Elle était surprise par l'isolement des communautés, la noirceur et le vent
violent du Nord, cet aquilon qui souffle sans cesse à son arrivée.
L'humilité est une leçon que cette Franco-ontarienne a apprise en vivant
aux T.N.-O.
« J'ai bâti des liens qui dureront le restant de mes jours depuis mon
arrivée, même avec ceux qui ont quitté le Nord. Dans le passé, je
m'impliquais beaucoup en faisant du bénévolat, de la radio et du théâtre.
Aujourd'hui, j'essaie de développer un amour pour l'activité physique ».
C'est d'ailleurs son obligation de se rendre à une partie de balle molle de
classe « D » qui a mis un terme à notre entrevue. Sinon, nous nous serions
sans doute retrouvés au gymnase pour lever des poids et haltères.
Enfin, je réalise que notre interview divague encore sur les conversations
que nous entretenons lorsque nous nous rencontrons à des fins amicales. Je
songe à reformuler une question appropriée concernant la tâche que je dois
remplir.
« Mais Roxanne, tu dois certainement connaître certains de tes clients
avant de les rencontrer professionnellement ? »

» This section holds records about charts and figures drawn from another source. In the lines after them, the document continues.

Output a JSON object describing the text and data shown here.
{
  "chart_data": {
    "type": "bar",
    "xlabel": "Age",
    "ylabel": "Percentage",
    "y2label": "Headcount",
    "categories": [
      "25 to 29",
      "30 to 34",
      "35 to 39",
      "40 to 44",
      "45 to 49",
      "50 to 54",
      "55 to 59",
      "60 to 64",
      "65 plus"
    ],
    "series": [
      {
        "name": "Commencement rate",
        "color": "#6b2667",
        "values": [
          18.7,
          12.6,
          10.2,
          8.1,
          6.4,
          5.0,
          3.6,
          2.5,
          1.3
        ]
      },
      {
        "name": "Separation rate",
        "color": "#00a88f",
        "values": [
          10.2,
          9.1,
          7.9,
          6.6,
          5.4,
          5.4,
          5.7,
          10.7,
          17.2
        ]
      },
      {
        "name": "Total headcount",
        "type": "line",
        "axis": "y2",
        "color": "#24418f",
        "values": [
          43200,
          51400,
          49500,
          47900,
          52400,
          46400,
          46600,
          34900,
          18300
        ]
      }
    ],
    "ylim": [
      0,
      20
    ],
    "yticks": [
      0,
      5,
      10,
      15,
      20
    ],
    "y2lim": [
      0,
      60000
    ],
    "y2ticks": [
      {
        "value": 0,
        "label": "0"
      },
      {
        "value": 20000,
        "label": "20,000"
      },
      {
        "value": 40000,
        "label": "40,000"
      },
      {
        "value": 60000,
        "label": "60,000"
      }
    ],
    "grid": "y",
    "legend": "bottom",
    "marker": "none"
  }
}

« En effet, c'est inévitable lorsqu'on vit dans une communauté aussi petite
que Yellowknife. Lorsque cela survient, je deviens très consciente de mon
souci d'objectivité. Parfois je prends connaissance des problèmes de
certains individus par le biais des médias avant même qu'ils se présentent
dans mon bureau ».
« Lorsque je connais la personne, j'essaie de mettre de côté mes
expériences et mes préjugés concernant la personne et je tente à tout prix
d'être objective. Je demande toujours à mes patients s'ils sont mal à
l'aise à cause de cette relation particulière ».

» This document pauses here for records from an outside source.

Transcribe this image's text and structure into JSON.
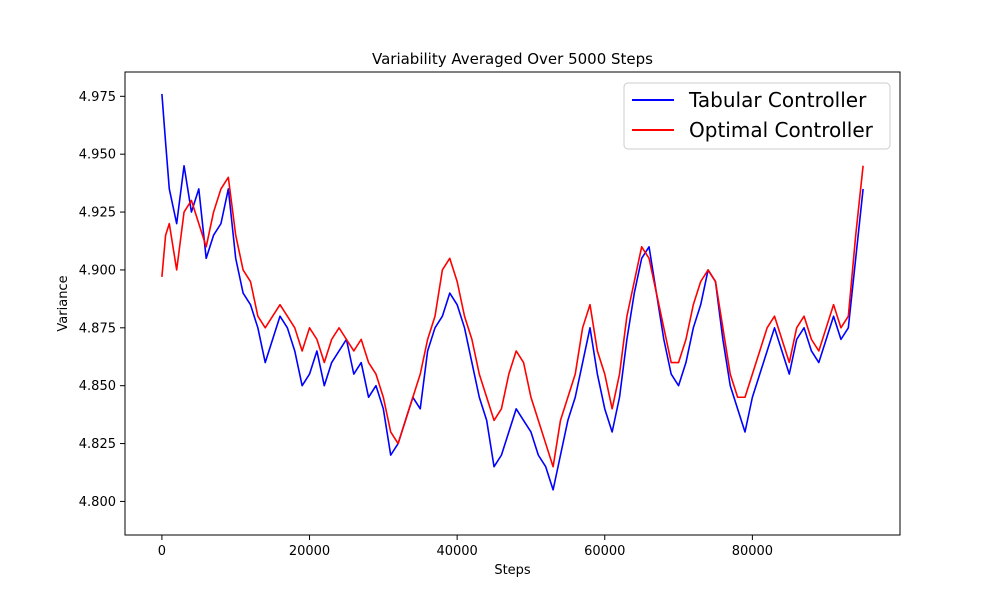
{
  "chart_data": {
    "type": "line",
    "title": "Variability Averaged Over 5000 Steps",
    "xlabel": "Steps",
    "ylabel": "Variance",
    "xlim": [
      -5000,
      100000
    ],
    "ylim": [
      4.7855,
      4.9855
    ],
    "xticks": [
      0,
      20000,
      40000,
      60000,
      80000
    ],
    "xtick_labels": [
      "0",
      "20000",
      "40000",
      "60000",
      "80000"
    ],
    "yticks": [
      4.8,
      4.825,
      4.85,
      4.875,
      4.9,
      4.925,
      4.95,
      4.975
    ],
    "ytick_labels": [
      "4.800",
      "4.825",
      "4.850",
      "4.875",
      "4.900",
      "4.925",
      "4.950",
      "4.975"
    ],
    "grid": false,
    "legend_position": "top-right",
    "series": [
      {
        "name": "Tabular Controller",
        "color": "#0000ff",
        "x": [
          0,
          500,
          1000,
          2000,
          3000,
          4000,
          5000,
          6000,
          7000,
          8000,
          9000,
          10000,
          11000,
          12000,
          13000,
          14000,
          15000,
          16000,
          17000,
          18000,
          19000,
          20000,
          21000,
          22000,
          23000,
          24000,
          25000,
          26000,
          27000,
          28000,
          29000,
          30000,
          31000,
          32000,
          33000,
          34000,
          35000,
          36000,
          37000,
          38000,
          39000,
          40000,
          41000,
          42000,
          43000,
          44000,
          45000,
          46000,
          47000,
          48000,
          49000,
          50000,
          51000,
          52000,
          53000,
          54000,
          55000,
          56000,
          57000,
          58000,
          59000,
          60000,
          61000,
          62000,
          63000,
          64000,
          65000,
          66000,
          67000,
          68000,
          69000,
          70000,
          71000,
          72000,
          73000,
          74000,
          75000,
          76000,
          77000,
          78000,
          79000,
          80000,
          81000,
          82000,
          83000,
          84000,
          85000,
          86000,
          87000,
          88000,
          89000,
          90000,
          91000,
          92000,
          93000,
          94000,
          95000
        ],
        "y": [
          4.976,
          4.955,
          4.935,
          4.92,
          4.945,
          4.925,
          4.935,
          4.905,
          4.915,
          4.92,
          4.935,
          4.905,
          4.89,
          4.885,
          4.875,
          4.86,
          4.87,
          4.88,
          4.875,
          4.865,
          4.85,
          4.855,
          4.865,
          4.85,
          4.86,
          4.865,
          4.87,
          4.855,
          4.86,
          4.845,
          4.85,
          4.84,
          4.82,
          4.825,
          4.835,
          4.845,
          4.84,
          4.865,
          4.875,
          4.88,
          4.89,
          4.885,
          4.875,
          4.86,
          4.845,
          4.835,
          4.815,
          4.82,
          4.83,
          4.84,
          4.835,
          4.83,
          4.82,
          4.815,
          4.805,
          4.82,
          4.835,
          4.845,
          4.86,
          4.875,
          4.855,
          4.84,
          4.83,
          4.845,
          4.87,
          4.89,
          4.905,
          4.91,
          4.89,
          4.87,
          4.855,
          4.85,
          4.86,
          4.875,
          4.885,
          4.9,
          4.895,
          4.87,
          4.85,
          4.84,
          4.83,
          4.845,
          4.855,
          4.865,
          4.875,
          4.865,
          4.855,
          4.87,
          4.875,
          4.865,
          4.86,
          4.87,
          4.88,
          4.87,
          4.875,
          4.905,
          4.935
        ]
      },
      {
        "name": "Optimal Controller",
        "color": "#ff0000",
        "x": [
          0,
          500,
          1000,
          2000,
          3000,
          4000,
          5000,
          6000,
          7000,
          8000,
          9000,
          10000,
          11000,
          12000,
          13000,
          14000,
          15000,
          16000,
          17000,
          18000,
          19000,
          20000,
          21000,
          22000,
          23000,
          24000,
          25000,
          26000,
          27000,
          28000,
          29000,
          30000,
          31000,
          32000,
          33000,
          34000,
          35000,
          36000,
          37000,
          38000,
          39000,
          40000,
          41000,
          42000,
          43000,
          44000,
          45000,
          46000,
          47000,
          48000,
          49000,
          50000,
          51000,
          52000,
          53000,
          54000,
          55000,
          56000,
          57000,
          58000,
          59000,
          60000,
          61000,
          62000,
          63000,
          64000,
          65000,
          66000,
          67000,
          68000,
          69000,
          70000,
          71000,
          72000,
          73000,
          74000,
          75000,
          76000,
          77000,
          78000,
          79000,
          80000,
          81000,
          82000,
          83000,
          84000,
          85000,
          86000,
          87000,
          88000,
          89000,
          90000,
          91000,
          92000,
          93000,
          94000,
          95000
        ],
        "y": [
          4.897,
          4.915,
          4.92,
          4.9,
          4.925,
          4.93,
          4.92,
          4.91,
          4.925,
          4.935,
          4.94,
          4.915,
          4.9,
          4.895,
          4.88,
          4.875,
          4.88,
          4.885,
          4.88,
          4.875,
          4.865,
          4.875,
          4.87,
          4.86,
          4.87,
          4.875,
          4.87,
          4.865,
          4.87,
          4.86,
          4.855,
          4.845,
          4.83,
          4.825,
          4.835,
          4.845,
          4.855,
          4.87,
          4.88,
          4.9,
          4.905,
          4.895,
          4.88,
          4.87,
          4.855,
          4.845,
          4.835,
          4.84,
          4.855,
          4.865,
          4.86,
          4.845,
          4.835,
          4.825,
          4.815,
          4.835,
          4.845,
          4.855,
          4.875,
          4.885,
          4.865,
          4.855,
          4.84,
          4.855,
          4.88,
          4.895,
          4.91,
          4.905,
          4.89,
          4.875,
          4.86,
          4.86,
          4.87,
          4.885,
          4.895,
          4.9,
          4.895,
          4.875,
          4.855,
          4.845,
          4.845,
          4.855,
          4.865,
          4.875,
          4.88,
          4.87,
          4.86,
          4.875,
          4.88,
          4.87,
          4.865,
          4.875,
          4.885,
          4.875,
          4.88,
          4.915,
          4.945
        ]
      }
    ]
  }
}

Roxanne affirme que certains patients choisissent parfois de consulter
d'autres psychologues par l'intermédiaire d'un interprète, ou qu'ils
préfèrent simplement se faire servir en anglais que dans leur langue
maternelle. Pour elle, tout ce qui compte est que la qualité de vie mentale
et spirituelle des patients s'améliore.
Elle ne travaille pas simplement avec des individus, mais également avec
des couples en thérapie conjugale et des familles. À l'automne, elle se
propose même de faire de la thérapie de groupe.
Toute personne ayant besoin de consultation ou d'information peut la
rejoindre au numéro suivant à la clinique externe de santé mentale de
l'hôpital régional Stanton : (867) 873-7042. Elle travaille également à son
compte pour Northstar, mais n'a pas encore de numéro de téléphone.
Roxanne se fera également un plaisir de vous donner le secret pour perdre
14 livres et vivre heureux et en bonne santé à 41 ans.